Les faits 👇
### 1. Les faits bruts sur l’interview
- **Date et format** : 26 mars 2026, entretien d’1 heure en duplex (Léa Salamé à Paris, Lavrov à Moscou).
- **Diffusion** : 10 min 26 au JT de 20 h de France 2 (audience 3,4 millions), intégrale mise en ligne sur
franceinfo.fr pour « transparence ».
- **Conditions négociées** (selon la note officielle de France Télévisions du 27 mars) :
– Proposition du bureau de Moscou de France Télé depuis plusieurs années.
– Acceptation russe il y a 3 mois, date choisie par Lavrov.
– Aucune question communiquée à l’avance, aucune condition de fond imposée par Moscou (refus d’interdire des sujets).
– Exigence russe unique : diffusion intégrale (standard pour Lavrov).
– Pas de montage sélectif : France Télévisions assume avoir confronté les mensonges (ex. : attaques civiles en Ukraine, droit international).
Lavrov a parlé du Moyen-Orient (défense des « intérêts de l’Iran »), de l’Ukraine et des relations UE/Russie. Il a flatté d’entrée « vous êtes une journaliste très douée » et a déroulé le discours habituel du Kremlin.
### 2. Le flop et la levée de boucliers
La réaction française a été immédiate et massive dès le 26 mars au soir :
- Experts géopolitiques (Dimitri Minic/Ifri, etc.) : « catastrophique », « inutile », « dangereuse », « tribune offerte à un propagandiste ».
- Presse : 20 Minutes, Huffington Post, Slate,
Actu.fr parlent de « naufrage », « scandale », « séquence honteuse », « propagande servie sans contradiction ».
- Ambassade d’Ukraine en France : « tribune à un criminel de guerre ».
- Sur X : milliers de messages (« honte », « trahison », « Salamé sert la soupe russe »). Le post franceinfo que vous avez lié est précisément la réponse défensive de la rédaction.
Le consensus dominant : questions trop molles, manque de fact-checking en temps réel (Lavrov retirait son oreillette pendant les traductions), et plateforme publique offerte sans réel contradictoire.
### 3. Analyse OSINT : manipulation russe ?
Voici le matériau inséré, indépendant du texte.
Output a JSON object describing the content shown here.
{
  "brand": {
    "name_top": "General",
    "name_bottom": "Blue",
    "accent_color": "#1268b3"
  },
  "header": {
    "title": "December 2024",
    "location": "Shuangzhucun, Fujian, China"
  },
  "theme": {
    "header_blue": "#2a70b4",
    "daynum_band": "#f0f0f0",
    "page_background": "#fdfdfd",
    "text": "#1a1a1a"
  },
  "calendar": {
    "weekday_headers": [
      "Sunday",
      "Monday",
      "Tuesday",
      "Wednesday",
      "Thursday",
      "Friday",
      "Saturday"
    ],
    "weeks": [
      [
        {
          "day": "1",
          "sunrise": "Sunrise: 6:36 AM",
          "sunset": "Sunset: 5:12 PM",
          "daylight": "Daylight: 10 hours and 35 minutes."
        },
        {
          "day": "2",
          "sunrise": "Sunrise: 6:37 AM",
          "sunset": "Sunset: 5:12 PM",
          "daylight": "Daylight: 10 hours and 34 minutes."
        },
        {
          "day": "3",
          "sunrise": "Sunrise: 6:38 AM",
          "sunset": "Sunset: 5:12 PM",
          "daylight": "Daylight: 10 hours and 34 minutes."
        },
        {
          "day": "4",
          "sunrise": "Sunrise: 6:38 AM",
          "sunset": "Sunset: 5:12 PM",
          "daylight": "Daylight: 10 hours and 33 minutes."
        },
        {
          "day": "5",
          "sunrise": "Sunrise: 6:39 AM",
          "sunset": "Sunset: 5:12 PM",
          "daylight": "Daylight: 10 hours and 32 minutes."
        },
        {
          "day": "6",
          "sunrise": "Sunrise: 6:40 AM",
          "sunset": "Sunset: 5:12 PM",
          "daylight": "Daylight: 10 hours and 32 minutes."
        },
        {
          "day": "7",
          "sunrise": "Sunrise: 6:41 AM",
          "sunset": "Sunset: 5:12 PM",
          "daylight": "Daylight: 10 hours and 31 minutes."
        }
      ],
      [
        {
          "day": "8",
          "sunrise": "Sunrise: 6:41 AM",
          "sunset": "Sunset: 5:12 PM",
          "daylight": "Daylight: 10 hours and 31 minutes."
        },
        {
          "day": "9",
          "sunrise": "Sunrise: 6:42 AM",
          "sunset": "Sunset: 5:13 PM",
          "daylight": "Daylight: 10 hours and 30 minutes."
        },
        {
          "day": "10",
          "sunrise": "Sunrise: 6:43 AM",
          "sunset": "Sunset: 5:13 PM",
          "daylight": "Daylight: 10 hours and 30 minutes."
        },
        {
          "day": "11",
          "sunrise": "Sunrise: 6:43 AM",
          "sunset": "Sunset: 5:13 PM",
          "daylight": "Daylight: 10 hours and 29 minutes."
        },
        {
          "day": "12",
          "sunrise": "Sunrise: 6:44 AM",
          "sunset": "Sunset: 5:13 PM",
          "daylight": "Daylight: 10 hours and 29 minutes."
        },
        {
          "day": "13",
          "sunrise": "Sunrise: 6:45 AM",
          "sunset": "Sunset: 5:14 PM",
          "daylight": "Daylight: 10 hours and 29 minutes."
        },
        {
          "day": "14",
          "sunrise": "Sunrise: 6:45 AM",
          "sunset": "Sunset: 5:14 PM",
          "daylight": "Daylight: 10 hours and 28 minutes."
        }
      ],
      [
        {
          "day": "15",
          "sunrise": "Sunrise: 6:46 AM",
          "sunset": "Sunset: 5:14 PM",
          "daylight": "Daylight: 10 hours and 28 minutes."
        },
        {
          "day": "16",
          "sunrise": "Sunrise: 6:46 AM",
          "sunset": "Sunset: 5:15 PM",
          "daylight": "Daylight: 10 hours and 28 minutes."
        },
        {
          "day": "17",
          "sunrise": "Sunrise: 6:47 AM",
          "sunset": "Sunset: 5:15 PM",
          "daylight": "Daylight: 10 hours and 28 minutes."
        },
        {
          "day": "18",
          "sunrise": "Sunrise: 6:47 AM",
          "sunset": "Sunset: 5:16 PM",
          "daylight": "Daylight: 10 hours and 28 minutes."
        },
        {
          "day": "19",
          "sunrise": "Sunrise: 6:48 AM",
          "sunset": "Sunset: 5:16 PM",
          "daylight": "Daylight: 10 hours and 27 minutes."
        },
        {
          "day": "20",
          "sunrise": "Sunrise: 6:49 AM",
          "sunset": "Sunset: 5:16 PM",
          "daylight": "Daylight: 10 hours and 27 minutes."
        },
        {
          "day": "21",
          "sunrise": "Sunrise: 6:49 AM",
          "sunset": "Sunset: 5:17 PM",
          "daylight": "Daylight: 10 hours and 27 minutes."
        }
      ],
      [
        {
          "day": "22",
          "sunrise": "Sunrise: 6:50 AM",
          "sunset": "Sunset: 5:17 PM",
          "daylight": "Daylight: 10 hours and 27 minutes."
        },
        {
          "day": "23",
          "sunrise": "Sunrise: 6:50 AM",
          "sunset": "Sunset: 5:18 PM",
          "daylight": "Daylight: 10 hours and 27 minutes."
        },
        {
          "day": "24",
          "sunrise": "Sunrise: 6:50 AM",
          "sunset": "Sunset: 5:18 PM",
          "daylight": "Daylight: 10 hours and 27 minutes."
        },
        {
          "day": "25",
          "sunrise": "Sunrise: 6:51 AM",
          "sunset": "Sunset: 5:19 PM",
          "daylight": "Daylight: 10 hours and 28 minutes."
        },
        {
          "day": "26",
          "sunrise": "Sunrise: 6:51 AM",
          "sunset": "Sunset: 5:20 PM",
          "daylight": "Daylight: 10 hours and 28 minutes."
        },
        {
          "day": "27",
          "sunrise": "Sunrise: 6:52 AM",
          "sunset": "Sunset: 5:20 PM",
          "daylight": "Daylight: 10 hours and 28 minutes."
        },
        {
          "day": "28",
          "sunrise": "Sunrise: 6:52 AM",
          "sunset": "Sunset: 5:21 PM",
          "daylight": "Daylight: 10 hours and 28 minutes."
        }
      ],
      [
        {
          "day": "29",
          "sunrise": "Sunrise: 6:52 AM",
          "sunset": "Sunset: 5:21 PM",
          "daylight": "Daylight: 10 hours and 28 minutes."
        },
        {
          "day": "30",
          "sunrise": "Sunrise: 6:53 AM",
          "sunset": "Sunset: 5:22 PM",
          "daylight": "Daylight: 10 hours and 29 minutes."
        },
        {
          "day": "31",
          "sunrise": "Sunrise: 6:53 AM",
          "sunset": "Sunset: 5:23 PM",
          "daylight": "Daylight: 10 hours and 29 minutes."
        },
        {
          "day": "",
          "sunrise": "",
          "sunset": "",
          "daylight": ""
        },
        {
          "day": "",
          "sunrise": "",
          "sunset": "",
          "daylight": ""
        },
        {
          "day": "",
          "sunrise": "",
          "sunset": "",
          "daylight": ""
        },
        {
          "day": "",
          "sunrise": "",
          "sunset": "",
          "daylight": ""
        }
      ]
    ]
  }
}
**Oui, il y a une manipulation classique russe, mais pas de complot caché.** Voici les éléments vérifiés :
- **Opportunisme diplomatique russe (niveau élevé)** : Moscou attend depuis des années une invitation sur une grande chaîne française. Lavrov a choisi la date exacte (coïncidant avec la crise Iran/Israël/USA) pour maximiser l’impact. Exiger la diffusion intégrale est une technique standard du Kremlin pour contrôler le récit. Lavrov excelle à transformer toute interview en tribune : il a pu répéter ses lignes de désinformation sans être vraiment interrompu. C’est de la guerre informationnelle hybride classique (platforming).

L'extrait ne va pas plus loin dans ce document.